Only a few studies reported inconsistent results for IL-1β concentrations in plasma/serum in relation to periodontal diseases or DM. Levels of circulating IL-1β were elevated in T1DM children than the control group [61, 62] and mRNA levels of IL-1β in peripheral blood leukocytes were found higher in T2DM patients than in healthy controls [63]. In another study, Sapathy et al. [64] suggested that changes of serum IL-1β levels were influenced by abdominal obesity and periodontal status independently even in the absence of DM and smoking.

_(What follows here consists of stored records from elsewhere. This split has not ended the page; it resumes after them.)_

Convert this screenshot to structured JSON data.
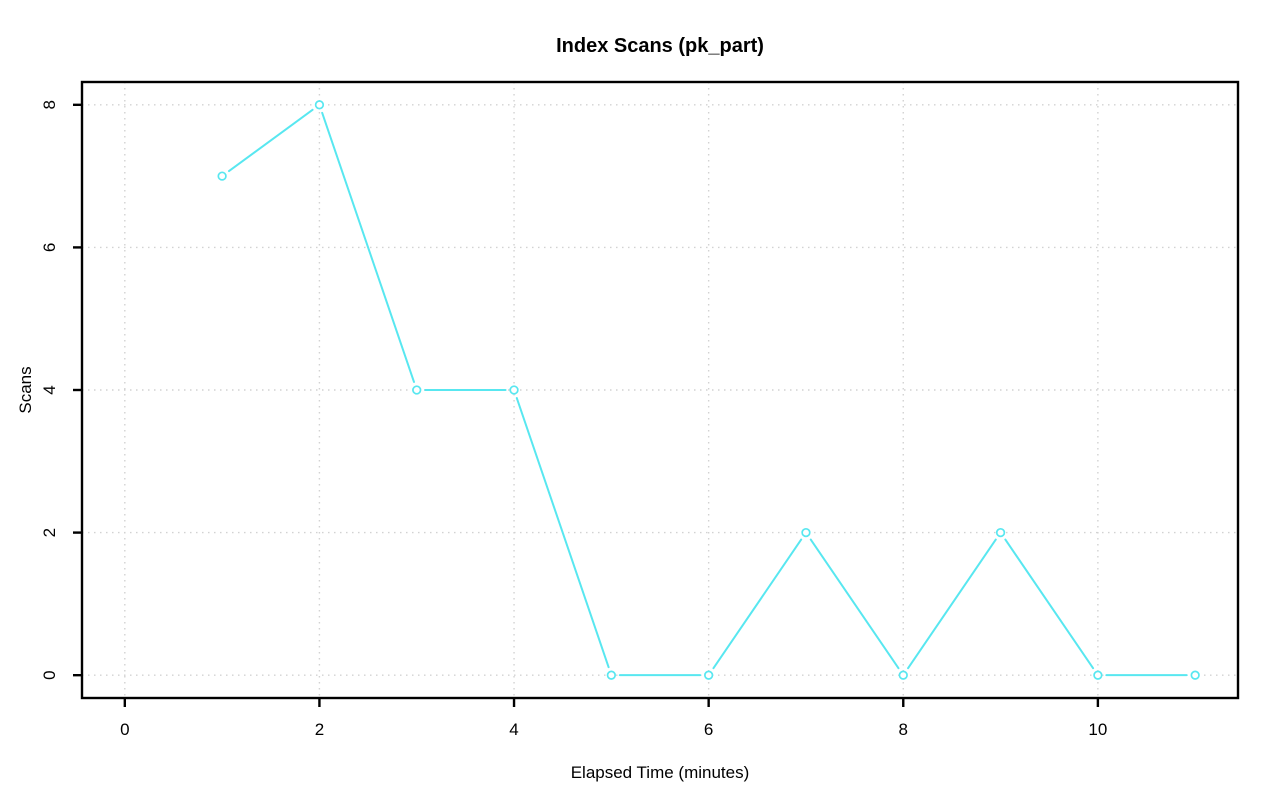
{
  "page": {
    "background_color": "#ffffff"
  },
  "chart_data": {
    "type": "line",
    "title": "Index Scans (pk_part)",
    "xlabel": "Elapsed Time (minutes)",
    "ylabel": "Scans",
    "x": [
      1,
      2,
      3,
      4,
      5,
      6,
      7,
      8,
      9,
      10,
      11
    ],
    "y": [
      7,
      8,
      4,
      4,
      0,
      0,
      2,
      0,
      2,
      0,
      0
    ],
    "xlim": [
      0,
      11
    ],
    "ylim": [
      0,
      8
    ],
    "xticks": [
      0,
      2,
      4,
      6,
      8,
      10
    ],
    "yticks": [
      0,
      2,
      4,
      6,
      8
    ],
    "grid": true,
    "grid_style": "dotted",
    "legend_position": "none",
    "marker": "open-circle",
    "line_style": "points-with-gapped-segments",
    "colors": {
      "series": "#58e7f0",
      "grid": "#d2d2d2",
      "axis": "#000000",
      "text": "#000000",
      "marker_fill": "#ffffff",
      "background": "#ffffff"
    }
  }
}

In our study, the IL-1β plasma levels were under the detection limit in nine of 20 patients with CP. However, low values of this proinflammatory cytokine are not surprising because these patients are in good general health. Previously, Orozco et al. [54] also demonstrated zero concentration of IL-1β in the serum samples of both periodontitis and gingivitis patients. Nevertheless, Gümüş et al. [65] calculated median 11.7 pg/mL of serum IL-1β levels in their CP population. The higher circulating levels of IL-1β in 55% of Czech CP subjects may be the consequence of their smoking status since other risk factors linked with the increase in proinflammatory cytokines were minimized by strict criteria for inclusion in the study.

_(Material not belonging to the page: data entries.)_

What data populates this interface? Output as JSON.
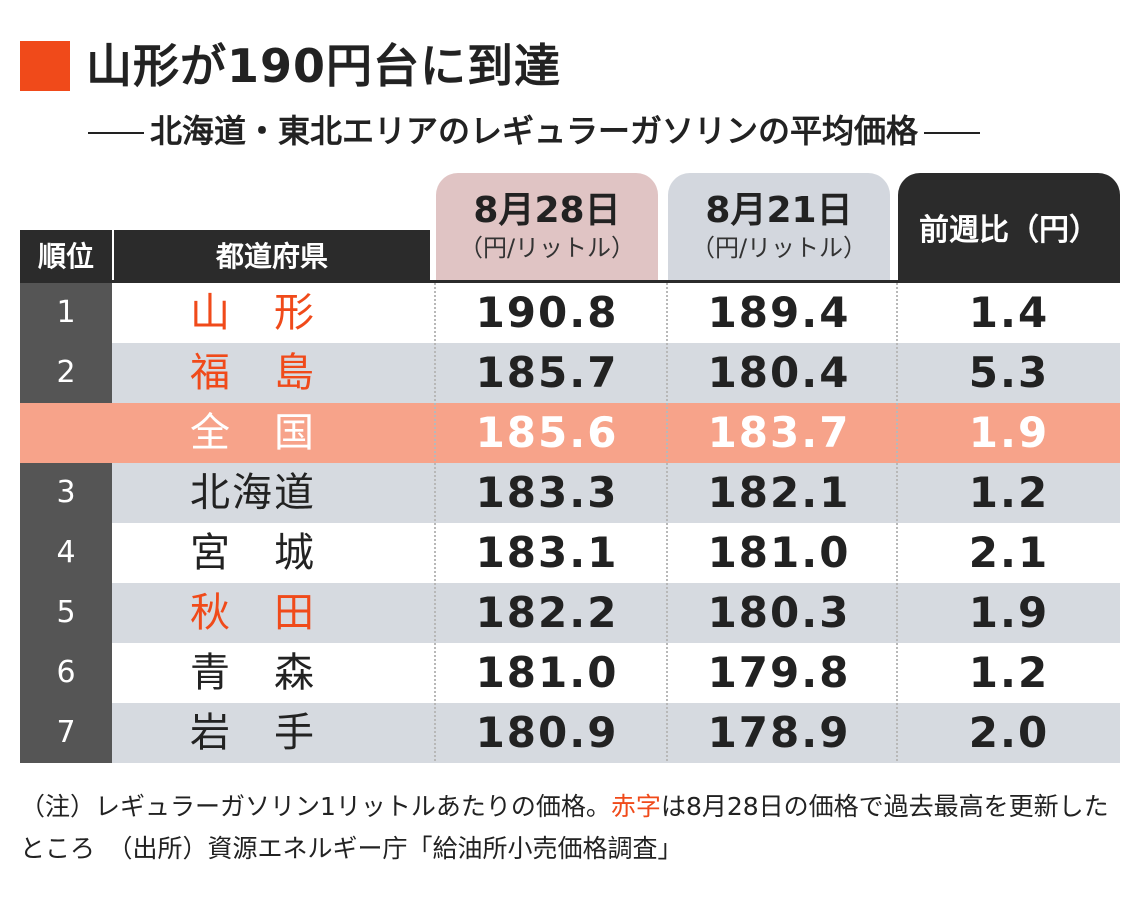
{
  "title": "山形が190円台に到達",
  "subtitle": "北海道・東北エリアのレギュラーガソリンの平均価格",
  "colors": {
    "accent": "#f04a1a",
    "dark": "#2b2b2b",
    "row_odd": "#ffffff",
    "row_even": "#d6dae0",
    "highlight_row": "#f7a38a",
    "header_aug28": "#e0c4c4",
    "header_aug21": "#d3d7de",
    "rank_cell": "#555555"
  },
  "chart_data": {
    "type": "table",
    "columns": {
      "rank": "順位",
      "prefecture": "都道府県",
      "aug28_date": "8月28日",
      "aug28_unit": "（円/リットル）",
      "aug21_date": "8月21日",
      "aug21_unit": "（円/リットル）",
      "weekly_change": "前週比（円）"
    },
    "rows": [
      {
        "rank": "1",
        "prefecture": "山　形",
        "aug28": "190.8",
        "aug21": "189.4",
        "change": "1.4",
        "record_high": true
      },
      {
        "rank": "2",
        "prefecture": "福　島",
        "aug28": "185.7",
        "aug21": "180.4",
        "change": "5.3",
        "record_high": true
      },
      {
        "rank": "",
        "prefecture": "全　国",
        "aug28": "185.6",
        "aug21": "183.7",
        "change": "1.9",
        "national": true
      },
      {
        "rank": "3",
        "prefecture": "北海道",
        "aug28": "183.3",
        "aug21": "182.1",
        "change": "1.2"
      },
      {
        "rank": "4",
        "prefecture": "宮　城",
        "aug28": "183.1",
        "aug21": "181.0",
        "change": "2.1"
      },
      {
        "rank": "5",
        "prefecture": "秋　田",
        "aug28": "182.2",
        "aug21": "180.3",
        "change": "1.9",
        "record_high": true
      },
      {
        "rank": "6",
        "prefecture": "青　森",
        "aug28": "181.0",
        "aug21": "179.8",
        "change": "1.2"
      },
      {
        "rank": "7",
        "prefecture": "岩　手",
        "aug28": "180.9",
        "aug21": "178.9",
        "change": "2.0"
      }
    ]
  },
  "note": {
    "part1": "（注）レギュラーガソリン1リットルあたりの価格。",
    "red": "赤字",
    "part2": "は8月28日の価格で過去最高を更新したところ",
    "source": "（出所）資源エネルギー庁「給油所小売価格調査」"
  }
}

To our knowledge, this is the first study comparing IL-1β plasma levels in T2DM patients with CP and nondiabetic patients with CP. Although we assumed significant higher concentrations of this cytokine in all diabetic patients than in generally healthy patients with similar periodontal conditions, only a slightly elevated IL-1β levels were found in T1DM + CP or T2DM + CP patients compared with the CP subjects (median 3.26 pg/mL or 3.87 pg/mL vs. 2.57 pg/mL).

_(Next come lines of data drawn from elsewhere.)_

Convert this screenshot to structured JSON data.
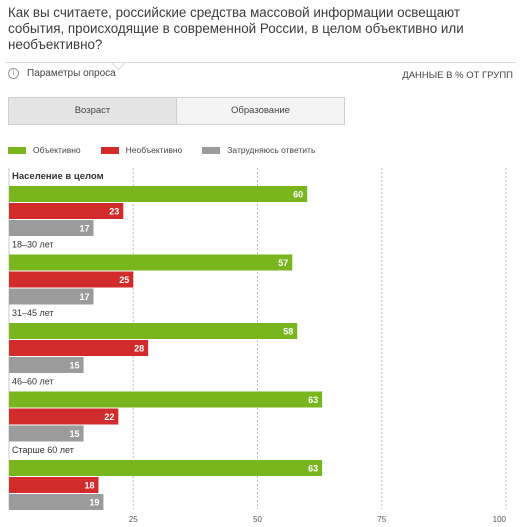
{
  "title": "Как вы считаете, российские средства массовой информации освещают события, происходящие в современной России, в целом объективно или необъективно?",
  "params_label": "Параметры опроса",
  "units_label": "ДАННЫЕ В % ОТ ГРУПП",
  "tabs": [
    {
      "label": "Возраст",
      "active": true
    },
    {
      "label": "Образование",
      "active": false
    }
  ],
  "colors": {
    "objective": "#79b61d",
    "not_objective": "#d12b2b",
    "unsure": "#9b9b9b"
  },
  "chart_data": {
    "type": "bar",
    "orientation": "horizontal",
    "categories": [
      "Население в целом",
      "18–30 лет",
      "31–45 лет",
      "46–60 лет",
      "Старше 60 лет"
    ],
    "series": [
      {
        "name": "Объективно",
        "values": [
          60,
          57,
          58,
          63,
          63
        ]
      },
      {
        "name": "Необъективно",
        "values": [
          23,
          25,
          28,
          22,
          18
        ]
      },
      {
        "name": "Затрудняюсь ответить",
        "values": [
          17,
          17,
          15,
          15,
          19
        ]
      }
    ],
    "xlim": [
      0,
      100
    ],
    "xticks": [
      0,
      25,
      50,
      75,
      100
    ],
    "grid": true,
    "legend": "top-left"
  }
}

Furthermore, Santtila et al. [46] published that mononuclear cells from noncarriers of IL-1BT allele (+3953C/T) had a slight, but nonsignificantly, elevated capacity to produce IL-1β in vitro. Our results are in line with this finding; the single variants of IL-1B or IL-1RN polymorphisms are not crucial in the protein production as apparent from both analyses of levels in plasma or in PBMCs. In our study, IL-1β levels in mononuclear cells of 60 generally healthy subjects after stimulation by periodontal bacteria (except P. gingivalis), mitogens, or HSP70 were examined. The obtained data confirmed our premise that these stressors significantly affect the production of proinflammatory IL-1β.

The main limitation of this study is the fact that only subgroups of diabetic patients with T1DM or T2DM were checked for their periodontal status as the number of patients willing to be examined at the Periodontology Department was low. On the other hand, the number of T2DM + CP patients is still higher than in previous studies in other populations. Besides the size of the overall study cohort (N=1016), a further positive aspect of this study is a haplotype approach applied which presents a more complex view on the variation in the IL-1 gene cluster. We assume that the discrepancy between our results and that from recent meta-analyses focusing on the relation between IL-1 polymorphisms and CP can be partly caused by the fact that these meta-analyses studied only single variants in the IL-1A [38] or IL-1B genes [39] and by publication “bias” when negative results are not published.

5. Conclusions

In conclusion, results of the IL-1 gene cluster analysis suggest that variability especially in the IL-1B and IL-1RN genes may be one of the factors in the susceptibility to T1DM and CP, although the single variants of these polymorphisms are not crucial for the protein production. In addition, no differences in IL-1β plasma levels were found between Czech diabetic patients with CP and generally healthy subjects with similar periodontal conditions.